What we see in the chart is that the Small Business Optimism Index (SBO Index) has just popped to the positive more than at any other time in the 21st Century….by a long shot. Small businesses are feeling as optimistic as they were during the strongest years of the housing boom, several years prior to the bust. Business optimism is so important because it is often in response to expected profit. That expected profit can lead to increased jobs and higher wages, which all lead to creating more demand. Lather, Rinse and Repeat. That is how an economy tries to break out of the slow-growth doldrums.
Importantly, the SBO Index tends to get the larger trends in the economy correct. It is not infallible, no single economic statistic is that good. However, as you can tell, I think this number bears watching.

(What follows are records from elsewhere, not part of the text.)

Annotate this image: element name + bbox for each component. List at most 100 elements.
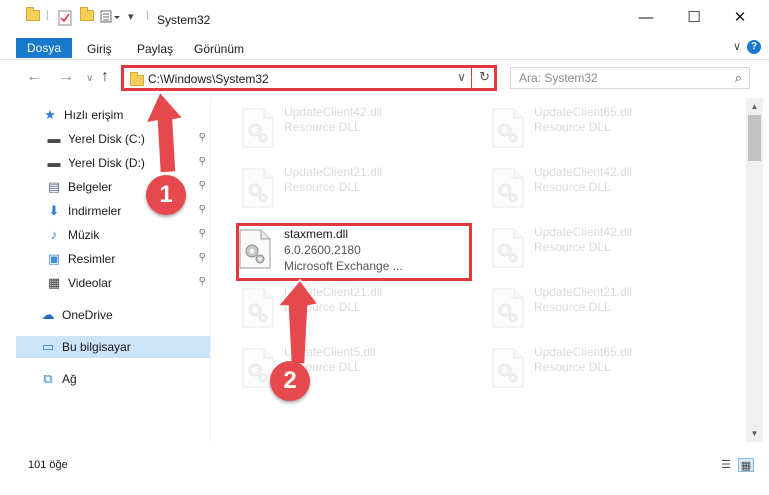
file-company: Microsoft Exchange ... xyxy=(284,259,403,273)
documents-icon: ▤ xyxy=(47,179,61,194)
sidebar-item[interactable]: ⧉ Ağ xyxy=(16,368,210,390)
sidebar-item-label: Resimler xyxy=(68,252,116,266)
file-name: UpdateClient42.dll xyxy=(534,225,633,239)
file-item[interactable]: UpdateClient42.dll Resource DLL xyxy=(211,98,446,152)
file-item[interactable]: UpdateClient21.dll Resource DLL xyxy=(211,278,446,332)
file-item[interactable]: UpdateClient65.dll Resource DLL xyxy=(461,338,696,392)
network-icon: ⧉ xyxy=(43,371,53,386)
status-bar: 101 öğe ☰ ▦ xyxy=(0,452,769,474)
sidebar-item[interactable]: ☁ OneDrive xyxy=(16,304,210,326)
file-name: UpdateClient5.dll xyxy=(284,345,376,359)
dll-file-icon xyxy=(492,108,524,148)
file-type: Resource DLL xyxy=(284,180,361,194)
pin-icon[interactable]: ⚲ xyxy=(199,204,206,215)
item-count: 101 öğe xyxy=(28,459,68,471)
download-icon: ⬇ xyxy=(48,203,60,218)
navigation-bar: ← → ∨ ↑ C:\Windows\System32 ∨ ↻ Ara: Sys… xyxy=(0,61,769,95)
customize-toolbar-icon[interactable] xyxy=(100,10,122,24)
address-separator xyxy=(471,68,472,88)
file-name: UpdateClient42.dll xyxy=(284,105,383,119)
sidebar-item[interactable]: ♪ Müzik ⚲ xyxy=(16,224,210,246)
search-icon[interactable]: ⌕ xyxy=(735,70,742,86)
drive-icon: ▬ xyxy=(47,131,61,146)
ribbon-tabs: Dosya Giriş Paylaş Görünüm ∨ ? xyxy=(0,36,769,60)
sidebar-item[interactable]: ★ Hızlı erişim xyxy=(16,104,210,126)
address-bar[interactable]: C:\Windows\System32 ∨ ↻ xyxy=(121,65,497,91)
sidebar-item[interactable]: ▬ Yerel Disk (D:) ⚲ xyxy=(16,152,210,174)
file-item[interactable]: UpdateClient21.dll Resource DLL xyxy=(211,158,446,212)
file-item[interactable]: UpdateClient42.dll Resource DLL xyxy=(461,218,696,272)
separator: | xyxy=(146,10,149,21)
file-item[interactable]: UpdateClient65.dll Resource DLL xyxy=(461,98,696,152)
vertical-scrollbar[interactable]: ▲ ▼ xyxy=(746,98,763,442)
pin-icon[interactable]: ⚲ xyxy=(199,132,206,143)
dll-file-icon xyxy=(492,228,524,268)
file-item-staxmem[interactable]: staxmem.dll 6.0.2600.2180 Microsoft Exch… xyxy=(236,223,471,277)
pin-icon[interactable]: ⚲ xyxy=(199,180,206,191)
pin-icon[interactable]: ⚲ xyxy=(199,252,206,263)
address-dropdown-icon[interactable]: ∨ xyxy=(457,70,466,84)
dll-file-icon xyxy=(242,108,274,148)
sidebar-item-label: Yerel Disk (C:) xyxy=(68,132,145,146)
sidebar-item-label: Hızlı erişim xyxy=(64,108,124,122)
file-item[interactable]: UpdateClient5.dll Resource DLL xyxy=(211,338,446,392)
quick-access-dropdown-icon[interactable]: ▾ xyxy=(128,10,134,23)
star-icon: ★ xyxy=(44,107,56,122)
back-button[interactable]: ← xyxy=(26,67,42,87)
close-button[interactable]: ✕ xyxy=(725,6,755,30)
cloud-icon: ☁ xyxy=(41,307,55,322)
file-name: UpdateClient21.dll xyxy=(284,285,383,299)
sidebar-item-label: Videolar xyxy=(68,276,112,290)
file-name: UpdateClient65.dll xyxy=(534,345,633,359)
pin-icon[interactable]: ⚲ xyxy=(199,228,206,239)
ribbon-expand-icon[interactable]: ∨ xyxy=(733,40,741,53)
music-icon: ♪ xyxy=(50,227,58,242)
pin-icon[interactable]: ⚲ xyxy=(199,156,206,167)
forward-button[interactable]: → xyxy=(58,67,74,87)
tab-share[interactable]: Paylaş xyxy=(137,42,173,56)
sidebar-item-label: Bu bilgisayar xyxy=(62,340,131,354)
minimize-button[interactable]: — xyxy=(631,6,661,30)
highlighted-file-box[interactable]: staxmem.dll 6.0.2600.2180 Microsoft Exch… xyxy=(236,223,472,281)
file-type: Resource DLL xyxy=(284,300,361,314)
file-type: Resource DLL xyxy=(534,240,611,254)
file-item[interactable]: UpdateClient21.dll Resource DLL xyxy=(461,278,696,332)
tab-home[interactable]: Giriş xyxy=(87,42,112,56)
file-name: staxmem.dll xyxy=(284,227,349,241)
dll-file-icon xyxy=(242,168,274,208)
pin-icon[interactable]: ⚲ xyxy=(199,276,206,287)
sidebar-item[interactable]: ▦ Videolar ⚲ xyxy=(16,272,210,294)
file-name: UpdateClient21.dll xyxy=(284,165,383,179)
file-type: Resource DLL xyxy=(284,120,361,134)
address-path[interactable]: C:\Windows\System32 xyxy=(148,72,269,86)
details-view-icon[interactable]: ☰ xyxy=(718,458,734,472)
window-title: System32 xyxy=(157,13,211,27)
scroll-up-icon[interactable]: ▲ xyxy=(746,98,763,115)
file-item[interactable]: UpdateClient42.dll Resource DLL xyxy=(461,158,696,212)
file-name: UpdateClient21.dll xyxy=(534,285,633,299)
sidebar-item[interactable]: ▣ Resimler ⚲ xyxy=(16,248,210,270)
maximize-button[interactable]: ☐ xyxy=(679,6,709,30)
help-icon[interactable]: ? xyxy=(747,40,761,54)
search-box[interactable]: Ara: System32 ⌕ xyxy=(510,67,750,89)
up-button[interactable]: ↑ xyxy=(101,67,109,87)
tab-view[interactable]: Görünüm xyxy=(194,42,244,56)
new-folder-icon[interactable] xyxy=(80,7,94,21)
sidebar-item[interactable]: ▬ Yerel Disk (C:) ⚲ xyxy=(16,128,210,150)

This level of breakout could be something that will bubble up and reverberate throughout the economy and propel us higher through other messy situations that arise, or it could just be a head fake (see mid-2008).
The reason for the bounce is quite clear. Small businesses are optimistic about the prospective cuts in de-regulation and costs that are on the horizon in the new administration. A word of caution… we have traveled this path before, only to find that sometimes regulation is necessary and can be a governor for going too far in one direction. Do you remember way back to 2008 and the lexicon of CDO’s, toxic mortgages, sub-prime loans and liar loans? Yeah, that happened.
That said, for today, many businesses and market participants are choosing to only see the positives in the prospective changes coming from the new administration. As such, for now, we will just celebrate this one number. However, as famed private equity investor, Howard Marks, likes to say…
“Sometimes the market interprets everything positively and sometimes it interprets everything negatively”.
These strong leanings can create opportunities!
I’m now off to a small, informal gathering with former President of the Philadelphia Federal Reserve, Charles Plosser. Charles was often one of the more hawkish (inflation fighter) members during his time on the Federal Reserve Board. This should be fun, interesting and hopefully provide some insights for next month’s blog.